If you have not previously claimed this early stage investor tax offset, or you did not have any unused early stage investor tax offset from one or more earlier income years commencing on or after 1 July 2016, you don't need to complete item 23 – label R.

Include this amount in your total in the Calculation statement at label D Non-refundable carry forward tax offsets.

Example 16: calculating early stage investor tax offset

Company XYZ has a carried forward early stage investor tax offset of $60,000 from 2022–23.

In 2023–24, Company XYZ invested $500,000 in eligible shares in one early stage innovation company, and $250,000 in another early stage innovation company. Company XYZ meets the requirements of the sophisticated investor test.

Company XYZ has gross tax of $180,000 at label B, no amounts at label C (non-refundable non-carry forward offsets) and no exempt income.
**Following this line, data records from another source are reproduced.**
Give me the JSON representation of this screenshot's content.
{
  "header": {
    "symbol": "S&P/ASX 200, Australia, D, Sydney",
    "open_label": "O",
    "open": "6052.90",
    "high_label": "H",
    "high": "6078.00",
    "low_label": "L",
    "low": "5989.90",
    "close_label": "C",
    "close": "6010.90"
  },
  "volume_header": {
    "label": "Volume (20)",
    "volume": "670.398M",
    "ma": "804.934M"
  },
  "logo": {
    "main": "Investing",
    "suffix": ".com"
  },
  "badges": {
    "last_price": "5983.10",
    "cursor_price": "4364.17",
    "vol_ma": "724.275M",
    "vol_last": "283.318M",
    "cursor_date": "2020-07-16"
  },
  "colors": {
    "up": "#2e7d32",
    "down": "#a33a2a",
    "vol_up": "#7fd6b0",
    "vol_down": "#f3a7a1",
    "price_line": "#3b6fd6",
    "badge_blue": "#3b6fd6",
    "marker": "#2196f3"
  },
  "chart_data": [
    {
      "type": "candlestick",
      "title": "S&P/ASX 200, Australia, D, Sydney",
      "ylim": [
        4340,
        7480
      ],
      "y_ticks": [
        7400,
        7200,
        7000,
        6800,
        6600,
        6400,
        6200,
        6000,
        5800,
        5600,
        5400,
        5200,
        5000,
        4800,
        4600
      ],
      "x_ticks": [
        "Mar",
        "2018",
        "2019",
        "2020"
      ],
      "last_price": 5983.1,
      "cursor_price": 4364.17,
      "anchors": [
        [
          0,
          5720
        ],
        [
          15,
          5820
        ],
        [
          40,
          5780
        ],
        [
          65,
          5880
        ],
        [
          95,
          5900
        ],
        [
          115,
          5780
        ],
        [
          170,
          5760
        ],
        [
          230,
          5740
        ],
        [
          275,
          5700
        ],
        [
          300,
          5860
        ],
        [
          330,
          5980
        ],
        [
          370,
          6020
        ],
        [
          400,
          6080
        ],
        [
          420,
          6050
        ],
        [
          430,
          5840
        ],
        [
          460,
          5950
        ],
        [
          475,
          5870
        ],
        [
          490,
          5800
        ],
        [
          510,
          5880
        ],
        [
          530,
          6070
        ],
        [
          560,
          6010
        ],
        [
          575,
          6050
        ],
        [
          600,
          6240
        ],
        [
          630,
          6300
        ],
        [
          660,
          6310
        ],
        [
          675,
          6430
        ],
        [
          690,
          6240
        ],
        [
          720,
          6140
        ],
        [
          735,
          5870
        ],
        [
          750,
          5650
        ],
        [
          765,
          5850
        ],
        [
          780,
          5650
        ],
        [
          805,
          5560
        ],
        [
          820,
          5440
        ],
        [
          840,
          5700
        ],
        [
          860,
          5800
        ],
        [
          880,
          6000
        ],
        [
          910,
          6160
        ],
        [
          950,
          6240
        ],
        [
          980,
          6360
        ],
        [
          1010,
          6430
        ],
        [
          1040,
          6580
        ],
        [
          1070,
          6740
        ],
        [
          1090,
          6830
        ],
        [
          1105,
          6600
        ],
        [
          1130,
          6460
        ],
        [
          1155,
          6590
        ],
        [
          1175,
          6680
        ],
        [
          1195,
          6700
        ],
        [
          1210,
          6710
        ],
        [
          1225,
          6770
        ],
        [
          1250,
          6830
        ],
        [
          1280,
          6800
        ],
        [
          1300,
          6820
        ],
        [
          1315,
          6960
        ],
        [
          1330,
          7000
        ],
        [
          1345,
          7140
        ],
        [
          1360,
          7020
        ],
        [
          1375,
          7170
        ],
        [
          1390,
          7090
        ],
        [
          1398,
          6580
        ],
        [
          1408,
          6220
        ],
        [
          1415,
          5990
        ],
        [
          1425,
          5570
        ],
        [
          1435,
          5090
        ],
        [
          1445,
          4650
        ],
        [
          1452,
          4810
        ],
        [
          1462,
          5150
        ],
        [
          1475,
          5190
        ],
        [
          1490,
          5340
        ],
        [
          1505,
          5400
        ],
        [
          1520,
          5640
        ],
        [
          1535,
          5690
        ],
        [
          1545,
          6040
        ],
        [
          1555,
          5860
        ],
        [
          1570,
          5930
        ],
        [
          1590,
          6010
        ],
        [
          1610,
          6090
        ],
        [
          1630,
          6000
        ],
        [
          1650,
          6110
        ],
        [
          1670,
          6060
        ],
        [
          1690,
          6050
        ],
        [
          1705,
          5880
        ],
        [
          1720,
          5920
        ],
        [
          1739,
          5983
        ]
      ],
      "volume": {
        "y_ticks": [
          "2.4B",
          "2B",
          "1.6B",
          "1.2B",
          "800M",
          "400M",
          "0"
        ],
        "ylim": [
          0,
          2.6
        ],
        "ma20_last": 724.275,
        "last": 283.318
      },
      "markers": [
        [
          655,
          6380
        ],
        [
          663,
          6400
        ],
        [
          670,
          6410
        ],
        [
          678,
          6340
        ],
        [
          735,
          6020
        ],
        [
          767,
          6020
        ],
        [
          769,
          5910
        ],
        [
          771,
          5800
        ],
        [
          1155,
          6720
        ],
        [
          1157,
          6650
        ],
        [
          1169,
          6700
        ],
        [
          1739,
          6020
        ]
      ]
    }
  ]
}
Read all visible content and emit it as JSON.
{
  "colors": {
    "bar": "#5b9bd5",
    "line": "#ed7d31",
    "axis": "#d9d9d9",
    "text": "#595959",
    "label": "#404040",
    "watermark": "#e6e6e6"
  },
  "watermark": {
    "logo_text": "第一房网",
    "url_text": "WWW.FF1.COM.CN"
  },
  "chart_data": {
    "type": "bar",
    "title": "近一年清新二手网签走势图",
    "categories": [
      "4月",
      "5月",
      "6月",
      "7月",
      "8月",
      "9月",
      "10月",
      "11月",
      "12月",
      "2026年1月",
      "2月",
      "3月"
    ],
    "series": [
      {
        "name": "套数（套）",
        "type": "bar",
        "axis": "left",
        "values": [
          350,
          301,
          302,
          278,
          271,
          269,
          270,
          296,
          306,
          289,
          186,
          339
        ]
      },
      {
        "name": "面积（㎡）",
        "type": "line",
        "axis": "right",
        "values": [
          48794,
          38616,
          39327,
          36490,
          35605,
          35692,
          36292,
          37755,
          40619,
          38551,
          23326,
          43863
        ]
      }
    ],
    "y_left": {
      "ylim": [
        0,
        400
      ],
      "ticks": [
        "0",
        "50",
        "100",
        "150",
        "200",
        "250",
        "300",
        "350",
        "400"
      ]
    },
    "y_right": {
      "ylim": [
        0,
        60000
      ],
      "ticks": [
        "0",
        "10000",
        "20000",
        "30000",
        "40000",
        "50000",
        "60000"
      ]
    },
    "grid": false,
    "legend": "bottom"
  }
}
The amount that Company XYZ writes at label R is $60,000 (carried forward early stage investor tax offset from 2022–23). It calculates the amount reported at label M as:

Step 1: The total amount paid for eligible shares in early stage innovation companies 2023–24 = $750,000.

Step 2: Multiply step 1 amount ($750,000) by 20% = $150,000.

Step 3: Nil – Company XYZ has no other early stage investor entitlements via trusts or partnerships.

Step 4: Company XYZ adds the amounts from steps 2 and 3. The result is $150,000.

Step 5: Company XYZ subtracts the amount at label R, $60,000, from $200,000. The result is $140,000.

Step 6: As the step 4 amount ($150,000) is greater than the step 5 amount ($140,000), Company XYZ writes $140,000 at label M.

Company XYZ can claim an early stage investor tax offset equal to the sum of the labels R and M amounts ($60,000 plus $140,000, totalling $200,000). Although the carried forward tax offset from 2021–22 of $60,000, and the current year tax offset of $150,000 (step 4 amount) equals $210,000, Company XYZ’s total tax offset is capped at $200,000 for 2023–24. The unused excess of $10,000 can't be carried forward to future income years.

As Company XYZ's entitlement to the tax offset ($200,000) is greater than its gross tax payable ($180,000), the unused portion of the offset ($20,000) may be carried forward to future income years (subject to the rules in Division 65).